Toundra are a Spanish post-rock group who are back with their third album, aptly titled (III). Following on from their second album (which would you guess is called (II)) (III) promises to push Toundra as one of Spain’s finest instrumental prog bands.
‘Ara Caeli’ is the first offering on this new record. It’s a seven-minute track that begins with an exciting and promising start: its introduction lasting almost a minute and a half. As each instrument is introduced: first starting with a low sounding synth, then a guitar riff, then another, and another, a melody is introduced, and a bass riff added, until finally the drums kick-in, you can’t help but feel the tension rise and the track about to drop. Withan intense violin melody thrown in, this track is an embodiment of desolation and despair. Its structure fluctuates between a bouncy guitar riff and drumbeat that is rounded off by a fast and angry rhythm.
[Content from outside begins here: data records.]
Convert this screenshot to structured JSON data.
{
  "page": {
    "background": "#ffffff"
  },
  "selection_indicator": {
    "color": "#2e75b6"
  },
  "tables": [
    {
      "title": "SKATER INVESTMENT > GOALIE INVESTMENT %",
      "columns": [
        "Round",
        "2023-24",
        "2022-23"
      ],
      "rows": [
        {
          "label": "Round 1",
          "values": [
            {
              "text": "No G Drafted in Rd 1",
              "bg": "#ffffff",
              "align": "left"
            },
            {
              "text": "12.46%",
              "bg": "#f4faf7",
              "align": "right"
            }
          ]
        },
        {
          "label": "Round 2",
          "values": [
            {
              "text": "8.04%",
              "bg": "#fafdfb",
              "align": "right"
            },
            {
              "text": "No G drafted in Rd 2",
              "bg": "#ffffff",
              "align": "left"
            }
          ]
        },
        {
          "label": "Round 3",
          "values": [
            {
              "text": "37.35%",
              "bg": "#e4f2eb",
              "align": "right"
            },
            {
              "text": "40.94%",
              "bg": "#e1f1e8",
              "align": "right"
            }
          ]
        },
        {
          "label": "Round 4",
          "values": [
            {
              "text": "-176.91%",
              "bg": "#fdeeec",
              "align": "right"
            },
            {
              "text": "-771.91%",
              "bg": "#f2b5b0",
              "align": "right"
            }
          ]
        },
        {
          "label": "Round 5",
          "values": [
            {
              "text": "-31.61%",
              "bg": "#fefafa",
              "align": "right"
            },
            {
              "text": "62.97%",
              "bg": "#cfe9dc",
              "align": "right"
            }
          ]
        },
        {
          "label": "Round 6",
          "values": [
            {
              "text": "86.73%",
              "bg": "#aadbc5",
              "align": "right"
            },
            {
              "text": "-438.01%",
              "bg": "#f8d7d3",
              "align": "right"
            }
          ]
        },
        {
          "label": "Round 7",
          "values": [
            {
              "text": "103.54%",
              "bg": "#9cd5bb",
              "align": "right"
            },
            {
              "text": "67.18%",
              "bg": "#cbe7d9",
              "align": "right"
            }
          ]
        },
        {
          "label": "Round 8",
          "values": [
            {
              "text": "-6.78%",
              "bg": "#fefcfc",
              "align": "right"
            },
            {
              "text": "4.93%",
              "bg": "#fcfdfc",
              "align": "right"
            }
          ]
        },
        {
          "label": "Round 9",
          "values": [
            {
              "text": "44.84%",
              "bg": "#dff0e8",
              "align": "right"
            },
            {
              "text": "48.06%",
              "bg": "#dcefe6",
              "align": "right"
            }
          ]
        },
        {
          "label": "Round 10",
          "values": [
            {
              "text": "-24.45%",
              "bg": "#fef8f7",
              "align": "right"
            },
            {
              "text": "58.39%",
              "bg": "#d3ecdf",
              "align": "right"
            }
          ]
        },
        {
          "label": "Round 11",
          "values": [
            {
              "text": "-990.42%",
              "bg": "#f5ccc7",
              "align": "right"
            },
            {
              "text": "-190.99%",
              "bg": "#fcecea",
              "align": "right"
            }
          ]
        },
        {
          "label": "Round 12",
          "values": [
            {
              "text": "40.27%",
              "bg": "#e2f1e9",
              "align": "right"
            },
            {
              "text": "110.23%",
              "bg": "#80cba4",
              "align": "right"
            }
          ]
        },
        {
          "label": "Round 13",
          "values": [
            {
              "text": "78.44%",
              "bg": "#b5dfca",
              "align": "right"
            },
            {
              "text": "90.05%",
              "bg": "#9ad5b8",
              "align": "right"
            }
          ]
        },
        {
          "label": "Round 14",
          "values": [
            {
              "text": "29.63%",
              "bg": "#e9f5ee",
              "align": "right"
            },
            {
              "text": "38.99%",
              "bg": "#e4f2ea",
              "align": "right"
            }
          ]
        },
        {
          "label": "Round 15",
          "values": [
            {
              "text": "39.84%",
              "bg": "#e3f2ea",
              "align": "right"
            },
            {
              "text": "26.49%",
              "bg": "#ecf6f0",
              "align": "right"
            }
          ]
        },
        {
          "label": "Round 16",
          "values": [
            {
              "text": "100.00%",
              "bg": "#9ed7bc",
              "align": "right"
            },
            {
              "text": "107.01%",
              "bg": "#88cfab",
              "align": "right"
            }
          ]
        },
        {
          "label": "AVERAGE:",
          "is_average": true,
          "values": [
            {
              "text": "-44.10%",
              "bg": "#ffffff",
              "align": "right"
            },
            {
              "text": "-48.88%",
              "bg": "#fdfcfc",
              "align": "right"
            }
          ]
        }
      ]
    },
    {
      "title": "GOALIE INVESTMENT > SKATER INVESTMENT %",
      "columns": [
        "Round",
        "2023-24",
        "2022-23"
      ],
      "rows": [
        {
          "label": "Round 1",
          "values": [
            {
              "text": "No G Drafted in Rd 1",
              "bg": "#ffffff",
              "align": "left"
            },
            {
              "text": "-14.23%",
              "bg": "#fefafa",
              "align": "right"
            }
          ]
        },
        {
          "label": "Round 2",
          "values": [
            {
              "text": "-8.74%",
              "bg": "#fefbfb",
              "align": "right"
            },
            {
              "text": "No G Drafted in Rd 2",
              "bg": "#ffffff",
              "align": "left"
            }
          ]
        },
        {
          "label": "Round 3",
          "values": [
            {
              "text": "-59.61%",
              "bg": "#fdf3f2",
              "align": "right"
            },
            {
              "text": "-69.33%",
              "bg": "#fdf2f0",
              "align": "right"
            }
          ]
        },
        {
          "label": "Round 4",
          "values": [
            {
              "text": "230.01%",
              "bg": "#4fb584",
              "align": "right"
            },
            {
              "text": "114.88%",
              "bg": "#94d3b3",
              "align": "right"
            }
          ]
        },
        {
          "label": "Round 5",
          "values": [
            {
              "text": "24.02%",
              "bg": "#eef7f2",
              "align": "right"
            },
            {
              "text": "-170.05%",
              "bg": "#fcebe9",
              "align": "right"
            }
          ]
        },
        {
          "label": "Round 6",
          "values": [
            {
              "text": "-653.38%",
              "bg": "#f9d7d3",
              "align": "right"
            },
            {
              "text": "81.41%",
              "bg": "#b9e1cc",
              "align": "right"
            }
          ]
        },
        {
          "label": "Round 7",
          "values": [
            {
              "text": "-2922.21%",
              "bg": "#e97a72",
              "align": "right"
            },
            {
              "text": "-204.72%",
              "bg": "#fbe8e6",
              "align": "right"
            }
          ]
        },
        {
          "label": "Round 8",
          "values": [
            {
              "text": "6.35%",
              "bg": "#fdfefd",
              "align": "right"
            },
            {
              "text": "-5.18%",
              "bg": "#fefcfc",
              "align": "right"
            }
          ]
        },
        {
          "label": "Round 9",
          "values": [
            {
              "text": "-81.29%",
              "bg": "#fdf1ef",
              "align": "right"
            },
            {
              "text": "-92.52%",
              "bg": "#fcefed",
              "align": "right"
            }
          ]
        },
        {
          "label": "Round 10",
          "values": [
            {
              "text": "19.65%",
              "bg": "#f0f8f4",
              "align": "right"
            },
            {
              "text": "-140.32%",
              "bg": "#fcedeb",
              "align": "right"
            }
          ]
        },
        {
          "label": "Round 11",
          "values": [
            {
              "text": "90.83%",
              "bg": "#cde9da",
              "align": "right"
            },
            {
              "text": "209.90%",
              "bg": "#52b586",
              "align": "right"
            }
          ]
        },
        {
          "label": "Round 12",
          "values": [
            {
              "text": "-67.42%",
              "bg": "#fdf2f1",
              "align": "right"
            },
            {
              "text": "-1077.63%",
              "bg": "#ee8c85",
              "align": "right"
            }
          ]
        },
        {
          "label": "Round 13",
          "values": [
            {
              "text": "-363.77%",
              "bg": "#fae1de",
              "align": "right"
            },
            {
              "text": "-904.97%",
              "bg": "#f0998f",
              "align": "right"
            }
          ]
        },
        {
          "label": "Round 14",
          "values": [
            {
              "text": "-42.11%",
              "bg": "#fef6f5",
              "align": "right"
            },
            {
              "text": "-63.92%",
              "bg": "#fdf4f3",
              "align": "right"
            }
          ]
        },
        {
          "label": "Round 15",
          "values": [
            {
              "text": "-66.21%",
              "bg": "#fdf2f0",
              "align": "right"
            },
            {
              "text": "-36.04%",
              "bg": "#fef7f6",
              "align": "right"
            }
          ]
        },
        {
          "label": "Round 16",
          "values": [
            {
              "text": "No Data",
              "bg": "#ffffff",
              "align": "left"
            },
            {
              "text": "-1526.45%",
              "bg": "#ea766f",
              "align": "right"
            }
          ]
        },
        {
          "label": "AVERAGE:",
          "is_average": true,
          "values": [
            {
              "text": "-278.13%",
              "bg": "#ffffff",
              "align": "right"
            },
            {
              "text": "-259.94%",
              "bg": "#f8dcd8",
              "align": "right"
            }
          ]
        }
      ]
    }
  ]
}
Second track ‘Cielo Negro’ begins with a storm (literally) and a good old power chord. Its opening is heavy, but is transformed into a bass heavy verse and a lighter, rockier ending that appears after a fast high-pitched guitar solo.
‘Requiem’ is a slower contribution, relying on an acoustic melody and a single drumbeat, which is soon joined by the rest of the band. ‘Requiem’ represents a more solemn and sorrowful side to (III) as can be heard bythe addition of a magnificent string section that gets swept up into a storm of sadness.
‘Marte’ picks up the pace as a fast assault, with a chopping riff that changes its shape to slow and speed up again, introducing an onslaught of many different ideas; all at once. ‘Marte’ is darker than ‘Cielo Negro’, and so far, my attention has not faltered, and the band has made a good effort not repeat themselves.
Continuing ‘Marte’s’ heavy themes comes ‘Lilim’, a slower song, but still encapsulating (III)’s theme: an exploration of life and death. Bringing the album to a close is ‘Espirita’, finishing in the way the album began; with seven minutes of spirited prog rock, a fluctuating structure and finally a vocal. OK, so it’s not really a vocal, but the shout “Hey” quickly resonates and it’s gone, like lightening, only to be reborn as a woman’s voice that rings out until the song ends.
(III) is an album that is definitely not boring. Although at some points, you can imagine what the lyrics could be, or how the vocals should sound, but if they were there, the unspoken themes and emotions would diminish. In this case they are not needed. This is an exciting, thunderous, and desolate record. Time wasted? I think not.